Dass es im sozialen Umfeld Berührungsängste gibt, ist aus Sicht Liebings nicht ungewöhnlich. „Die meisten Menschen sind solidarisch, mitfühlend und wollen helfen. Doch oft stehen dem Hemmungen im Weg.“ Ein erster Schritt ist möglicherweise, anstelle der vagen Frage „Kann ich irgendetwas für dich tun?“ selbst die Initiative zu ergreifen und einen konkreten Vorschlag zu machen: zum Beispiel etwas zu kochen, mit den Kindern etwas zu unternehmen, den Hund auszuführen oder sich um den Garten kümmern – vielleicht einfach nur etwas von dem abzunehmen, was ohnehin gerade viel zu kurz kommt.

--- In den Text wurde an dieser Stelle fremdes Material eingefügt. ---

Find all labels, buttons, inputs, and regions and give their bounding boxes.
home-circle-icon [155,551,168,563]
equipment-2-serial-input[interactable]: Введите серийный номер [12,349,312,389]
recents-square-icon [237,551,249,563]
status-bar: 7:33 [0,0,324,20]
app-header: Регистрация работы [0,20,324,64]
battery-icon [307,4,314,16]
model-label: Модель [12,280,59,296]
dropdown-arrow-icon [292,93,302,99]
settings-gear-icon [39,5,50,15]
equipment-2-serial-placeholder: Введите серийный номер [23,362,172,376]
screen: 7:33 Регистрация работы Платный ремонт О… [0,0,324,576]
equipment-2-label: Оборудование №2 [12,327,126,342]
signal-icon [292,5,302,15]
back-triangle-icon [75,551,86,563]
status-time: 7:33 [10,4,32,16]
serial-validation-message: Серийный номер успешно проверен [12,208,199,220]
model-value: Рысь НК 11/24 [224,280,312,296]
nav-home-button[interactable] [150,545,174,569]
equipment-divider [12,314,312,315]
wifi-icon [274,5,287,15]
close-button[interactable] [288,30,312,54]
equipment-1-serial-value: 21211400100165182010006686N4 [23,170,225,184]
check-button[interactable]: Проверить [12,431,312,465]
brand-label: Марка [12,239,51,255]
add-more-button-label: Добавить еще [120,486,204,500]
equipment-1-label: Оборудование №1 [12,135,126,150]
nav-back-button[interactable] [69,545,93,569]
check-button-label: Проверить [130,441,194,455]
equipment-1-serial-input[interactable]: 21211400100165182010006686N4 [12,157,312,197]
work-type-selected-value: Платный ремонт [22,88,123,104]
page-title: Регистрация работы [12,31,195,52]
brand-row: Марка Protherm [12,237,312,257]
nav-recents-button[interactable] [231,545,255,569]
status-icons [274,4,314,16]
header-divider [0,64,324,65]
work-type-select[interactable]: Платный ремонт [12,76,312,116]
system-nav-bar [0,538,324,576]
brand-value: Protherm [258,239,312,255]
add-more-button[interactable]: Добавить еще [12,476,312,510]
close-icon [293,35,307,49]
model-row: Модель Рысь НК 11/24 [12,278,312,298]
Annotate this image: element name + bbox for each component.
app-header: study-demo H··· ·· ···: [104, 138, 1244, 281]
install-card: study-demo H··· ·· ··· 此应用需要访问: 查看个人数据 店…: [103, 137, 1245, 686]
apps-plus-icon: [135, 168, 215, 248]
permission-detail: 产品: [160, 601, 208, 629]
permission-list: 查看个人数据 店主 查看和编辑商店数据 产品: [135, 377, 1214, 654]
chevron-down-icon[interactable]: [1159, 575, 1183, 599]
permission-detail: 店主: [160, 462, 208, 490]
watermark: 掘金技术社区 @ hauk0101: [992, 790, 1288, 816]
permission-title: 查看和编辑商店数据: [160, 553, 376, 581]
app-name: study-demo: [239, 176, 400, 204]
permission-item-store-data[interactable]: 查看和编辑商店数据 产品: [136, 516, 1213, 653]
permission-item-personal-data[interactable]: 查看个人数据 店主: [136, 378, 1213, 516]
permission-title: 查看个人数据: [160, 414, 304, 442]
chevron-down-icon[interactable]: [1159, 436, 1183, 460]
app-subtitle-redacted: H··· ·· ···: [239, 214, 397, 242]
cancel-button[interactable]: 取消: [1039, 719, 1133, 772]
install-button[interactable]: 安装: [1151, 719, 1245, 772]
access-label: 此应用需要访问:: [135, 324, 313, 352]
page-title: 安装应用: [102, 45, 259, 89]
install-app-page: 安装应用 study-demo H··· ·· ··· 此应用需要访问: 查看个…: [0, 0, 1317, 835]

Viele ­­Familien würden sich oft mehr konkrete Unterstützung dieser Art wünschen, sind aber nicht selten unsicher, wie sie das initiieren können. Zudem fehlt oft die Kraft, sich darum nun auch noch zu kümmern.

„50 Prozent der Betroffenen wissen sogar, dass es Unterstützungsangebote gibt, aber nur ein Viertel nimmt sie in Anspruch“, resümiert Geiser. Grund dafür mag eine gewisse Scheu (zum Beispiel vor dem Kontakt mit der Jugendhilfe) sein.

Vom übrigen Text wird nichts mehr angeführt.